Over the past year, Flintfox, a leading company in intelligent pricing solutions, has experienced 45% CAGR in annual recurring revenue and 18% CAGR in new customer acquisition rate. Following their excellent growth over the past year, the company appointed Microsoft industry veteran Chris Dieringer as Chief Customer Officer (CCO).

John Moss, CEO, Flintfox, commented on the recent appointment: “Chris is an energetic industry leader with an exceptionally strong business background, and I’m delighted to welcome him as our newest Executive team member.

“His background at Microsoft speaks for itself, with years of experience in retail, manufacturing, consumer goods and distribution that provides unique insights into the ongoing challenges and opportunities faced by these sectors. As more of these businesses search for ways to deal with their pricing headaches, Chris has an important role to play in ensuring we offer them a world-class experience with our solutions.”

Visual Method

James McVitie, Managing Director at CCW

James McVitie, Managing Director at CCW

Manchester-based creative production company, Visual Method, announced that its revenue had increased by 300% to over £4m at the start of 2022. The exponential growth is also forecast to continue, with a focus on breaking through the £10m barrier in 2023. Following their growth announcement, Visual Method is set to rebrand as Creative Content Works (CCW) to better reflect their current business proposition.

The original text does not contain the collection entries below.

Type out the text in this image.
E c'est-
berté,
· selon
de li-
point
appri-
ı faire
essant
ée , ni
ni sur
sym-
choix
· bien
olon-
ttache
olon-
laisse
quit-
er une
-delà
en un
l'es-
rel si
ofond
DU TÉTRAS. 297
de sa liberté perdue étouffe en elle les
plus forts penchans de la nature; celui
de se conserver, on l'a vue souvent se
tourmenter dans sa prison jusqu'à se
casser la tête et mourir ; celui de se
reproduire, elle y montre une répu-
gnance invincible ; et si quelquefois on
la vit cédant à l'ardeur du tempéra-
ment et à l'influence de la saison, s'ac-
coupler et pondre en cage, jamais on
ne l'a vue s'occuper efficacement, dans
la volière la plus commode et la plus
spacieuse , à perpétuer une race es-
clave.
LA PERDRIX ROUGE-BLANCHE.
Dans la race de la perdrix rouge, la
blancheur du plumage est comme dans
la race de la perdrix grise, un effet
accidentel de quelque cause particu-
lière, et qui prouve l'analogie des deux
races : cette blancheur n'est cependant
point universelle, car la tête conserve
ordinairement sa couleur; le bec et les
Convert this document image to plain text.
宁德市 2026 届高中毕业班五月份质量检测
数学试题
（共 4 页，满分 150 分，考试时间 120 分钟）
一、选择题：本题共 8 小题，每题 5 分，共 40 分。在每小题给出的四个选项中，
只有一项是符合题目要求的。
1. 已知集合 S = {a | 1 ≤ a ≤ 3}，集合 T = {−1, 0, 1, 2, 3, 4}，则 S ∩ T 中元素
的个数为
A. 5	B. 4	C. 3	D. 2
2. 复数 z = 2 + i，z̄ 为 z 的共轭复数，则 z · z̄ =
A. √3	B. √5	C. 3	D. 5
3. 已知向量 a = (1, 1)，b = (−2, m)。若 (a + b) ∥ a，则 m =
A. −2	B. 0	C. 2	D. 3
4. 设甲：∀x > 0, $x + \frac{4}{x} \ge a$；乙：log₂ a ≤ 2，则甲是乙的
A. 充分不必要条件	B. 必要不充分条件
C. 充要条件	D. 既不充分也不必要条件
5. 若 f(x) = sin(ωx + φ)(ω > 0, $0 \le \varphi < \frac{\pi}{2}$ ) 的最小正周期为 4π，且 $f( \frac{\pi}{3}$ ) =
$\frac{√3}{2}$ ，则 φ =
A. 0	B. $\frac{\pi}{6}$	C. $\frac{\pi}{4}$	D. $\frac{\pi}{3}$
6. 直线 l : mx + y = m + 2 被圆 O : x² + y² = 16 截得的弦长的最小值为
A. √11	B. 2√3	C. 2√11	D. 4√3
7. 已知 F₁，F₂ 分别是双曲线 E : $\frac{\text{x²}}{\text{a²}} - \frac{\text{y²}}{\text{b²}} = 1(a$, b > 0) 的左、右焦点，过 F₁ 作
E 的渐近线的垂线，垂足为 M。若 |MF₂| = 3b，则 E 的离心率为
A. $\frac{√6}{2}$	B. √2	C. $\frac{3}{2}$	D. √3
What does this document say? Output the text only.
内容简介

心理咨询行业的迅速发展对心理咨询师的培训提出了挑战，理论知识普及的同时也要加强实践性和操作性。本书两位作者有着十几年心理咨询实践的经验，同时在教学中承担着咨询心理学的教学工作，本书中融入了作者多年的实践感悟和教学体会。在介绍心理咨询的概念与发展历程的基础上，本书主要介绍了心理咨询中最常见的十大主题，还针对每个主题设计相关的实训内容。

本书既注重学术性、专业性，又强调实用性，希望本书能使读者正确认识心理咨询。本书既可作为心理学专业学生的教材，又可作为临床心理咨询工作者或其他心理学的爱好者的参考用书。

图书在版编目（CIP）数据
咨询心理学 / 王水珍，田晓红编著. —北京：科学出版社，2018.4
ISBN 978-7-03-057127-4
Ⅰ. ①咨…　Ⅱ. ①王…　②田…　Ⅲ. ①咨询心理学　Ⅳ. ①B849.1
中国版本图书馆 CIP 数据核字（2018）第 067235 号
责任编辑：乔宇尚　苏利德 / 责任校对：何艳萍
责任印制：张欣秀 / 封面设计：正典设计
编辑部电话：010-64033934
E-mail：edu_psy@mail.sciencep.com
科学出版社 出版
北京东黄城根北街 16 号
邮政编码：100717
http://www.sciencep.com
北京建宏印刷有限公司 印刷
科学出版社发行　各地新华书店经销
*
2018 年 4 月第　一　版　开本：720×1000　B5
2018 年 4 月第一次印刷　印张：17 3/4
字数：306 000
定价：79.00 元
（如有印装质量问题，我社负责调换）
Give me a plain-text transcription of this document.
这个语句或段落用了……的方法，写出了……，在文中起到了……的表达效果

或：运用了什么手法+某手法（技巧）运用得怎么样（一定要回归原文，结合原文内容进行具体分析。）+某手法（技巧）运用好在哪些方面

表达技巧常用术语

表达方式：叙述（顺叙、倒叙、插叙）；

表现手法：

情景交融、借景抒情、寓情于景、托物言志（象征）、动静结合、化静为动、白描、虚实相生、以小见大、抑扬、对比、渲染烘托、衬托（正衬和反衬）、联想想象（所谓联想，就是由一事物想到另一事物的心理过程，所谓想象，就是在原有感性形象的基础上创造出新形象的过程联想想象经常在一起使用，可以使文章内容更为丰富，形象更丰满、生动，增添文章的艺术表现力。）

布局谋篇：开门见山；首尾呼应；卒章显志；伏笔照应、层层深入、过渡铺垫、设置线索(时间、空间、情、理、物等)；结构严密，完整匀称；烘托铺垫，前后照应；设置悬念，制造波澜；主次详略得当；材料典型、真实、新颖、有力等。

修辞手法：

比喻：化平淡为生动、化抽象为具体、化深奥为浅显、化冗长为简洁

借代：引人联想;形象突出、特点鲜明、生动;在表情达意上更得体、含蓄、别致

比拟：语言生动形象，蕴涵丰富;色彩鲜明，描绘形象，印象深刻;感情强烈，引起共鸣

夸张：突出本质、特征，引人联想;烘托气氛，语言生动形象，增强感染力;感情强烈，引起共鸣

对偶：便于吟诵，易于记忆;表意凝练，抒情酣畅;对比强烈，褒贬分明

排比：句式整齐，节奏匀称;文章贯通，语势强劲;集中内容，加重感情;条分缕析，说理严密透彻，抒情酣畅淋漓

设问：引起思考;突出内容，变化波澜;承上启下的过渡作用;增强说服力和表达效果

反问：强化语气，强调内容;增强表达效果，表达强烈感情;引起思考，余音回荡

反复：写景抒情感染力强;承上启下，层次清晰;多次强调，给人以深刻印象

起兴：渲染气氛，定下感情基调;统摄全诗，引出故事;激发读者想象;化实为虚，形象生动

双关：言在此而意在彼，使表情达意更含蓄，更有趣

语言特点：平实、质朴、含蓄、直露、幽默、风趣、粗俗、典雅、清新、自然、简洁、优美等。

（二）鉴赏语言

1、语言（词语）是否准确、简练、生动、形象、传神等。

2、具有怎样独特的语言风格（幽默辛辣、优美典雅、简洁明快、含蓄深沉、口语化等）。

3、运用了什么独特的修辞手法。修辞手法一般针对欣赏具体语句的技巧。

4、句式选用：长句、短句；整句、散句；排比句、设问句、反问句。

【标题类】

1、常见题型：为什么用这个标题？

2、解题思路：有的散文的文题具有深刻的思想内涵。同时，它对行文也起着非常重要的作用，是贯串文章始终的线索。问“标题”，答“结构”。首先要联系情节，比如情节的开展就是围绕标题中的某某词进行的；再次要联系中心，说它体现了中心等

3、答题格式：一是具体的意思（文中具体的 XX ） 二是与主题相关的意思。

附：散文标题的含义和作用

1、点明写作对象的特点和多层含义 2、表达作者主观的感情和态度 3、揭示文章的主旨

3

James McVitie, Managing Director at CCW, commented on the company’s recent growth: “Our growth over the past three years comes down to the dedication of the team to innovate and disrupt industry norms. Throughout the pandemic we have helped clients to connect the digital and physical shopping experience, to keep conversion high during times of uncertainty, when in-store purchases weren’t always possible.”

Phoenix Group plc

Long-term savings and retirement business, the Phoenix Group plc, announced its full-year results, which revealed the company generated £1.72bn of cash during the year, maintaining a £5.3bn capital surplus and boosting its solvency ratio from 164% to 180%.

New business long-term cash generation also jumped from £766m to £1,184m. A new dividend policy that raises the prospect of more regular increases in dividends to shareholders was also announced, plus a 3% organic increase in the dividend, taking the payout for FY2021 to 48.9p per share.

Steve Clayton, Fund Manager of the HL Select UK Income Shares fund, which holds a position in Phoenix, commented: “This is a pivotal moment for Phoenix. Ever since the Standard Life acquisition, the group has been talking about “proving the wedge”. The revelation that new business is now more than offsetting the natural decline of the acquired legacy books upon which the group is built shows that the group is now driving its own destiny organically.

“The dividend increases that were announced leaves the stock trading on a very attractive yield of 7.8%. Phoenix’s challenge is now to prove that they can indeed maintain their new business capabilities and support the growth of their dividend into the future.”